Speaking on his podcast, Schefter suggested that the league's salary cap could shrink somewhere between $70 to $80 million in 2021. The main cause could be a spectatorless 2020 season in which the NFL could lose up to $3.2 billion in revenue.
"If there is $3.2 billion in less revenue, which is a rough number... but well within the range that is expected and as other people pointed out there are other financial losses as well, we are looking, potentially, at the salary cap dropping in 2021 by $70 to $80 million.” Schefter explained.
The possibility of this dramatic shift was something General Manager Rick Spielman addressed while speaking on the PFT PM podcast with Mike Florio last week.
"We don't know where everything is going to be when that time comes. I don't know where the salary cap will be if all the revenue cap doesn't come in. You try to do your best, you try to understand what potentially could happen," Spielman said.
"Part of this job is being flexible and being able to adjust and move and come up with different ways to look at things especially when you can't control the adversity that may be ahead."

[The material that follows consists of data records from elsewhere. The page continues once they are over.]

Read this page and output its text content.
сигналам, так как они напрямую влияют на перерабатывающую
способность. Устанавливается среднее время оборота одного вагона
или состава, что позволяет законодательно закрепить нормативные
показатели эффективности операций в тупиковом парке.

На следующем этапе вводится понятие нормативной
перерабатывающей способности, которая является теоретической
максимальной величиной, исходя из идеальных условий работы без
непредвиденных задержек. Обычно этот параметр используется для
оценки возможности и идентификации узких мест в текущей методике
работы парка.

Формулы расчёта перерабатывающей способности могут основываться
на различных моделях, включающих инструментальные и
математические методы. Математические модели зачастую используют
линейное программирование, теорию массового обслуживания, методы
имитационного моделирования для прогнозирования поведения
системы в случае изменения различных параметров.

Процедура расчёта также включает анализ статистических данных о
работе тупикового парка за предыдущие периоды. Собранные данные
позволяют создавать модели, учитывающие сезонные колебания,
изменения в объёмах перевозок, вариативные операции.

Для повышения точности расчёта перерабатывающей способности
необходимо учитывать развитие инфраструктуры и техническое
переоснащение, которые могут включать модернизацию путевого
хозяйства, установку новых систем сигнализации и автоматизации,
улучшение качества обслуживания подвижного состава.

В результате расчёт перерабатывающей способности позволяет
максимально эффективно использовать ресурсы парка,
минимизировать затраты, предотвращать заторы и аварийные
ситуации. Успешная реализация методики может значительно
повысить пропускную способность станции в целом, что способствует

The projected number by Schefter would be a nightmare for the Vikings, who are currently estimated to be about $29 million under the 2021 cap, according to Spotrac.
While they made some cost-cutting moves this past offseason, there would be some serious financial gymnastics to get back under that number with Kirk Cousins generating a $31 million cap hit in 2021. In addition, it wouldn't be shocking if the Vikings' contract negotiations with Dalvin Cook and Anthony Harris hit snags because of this development.
There is a chance that the NFL could step in and grant protections for teams considering just seven teams are projected to have more than $80 million in cap space next year. However, there's no mention of that in Schefter's report and if the NFL does go on without fans or have a shortened season, things could get interesting heading into next year.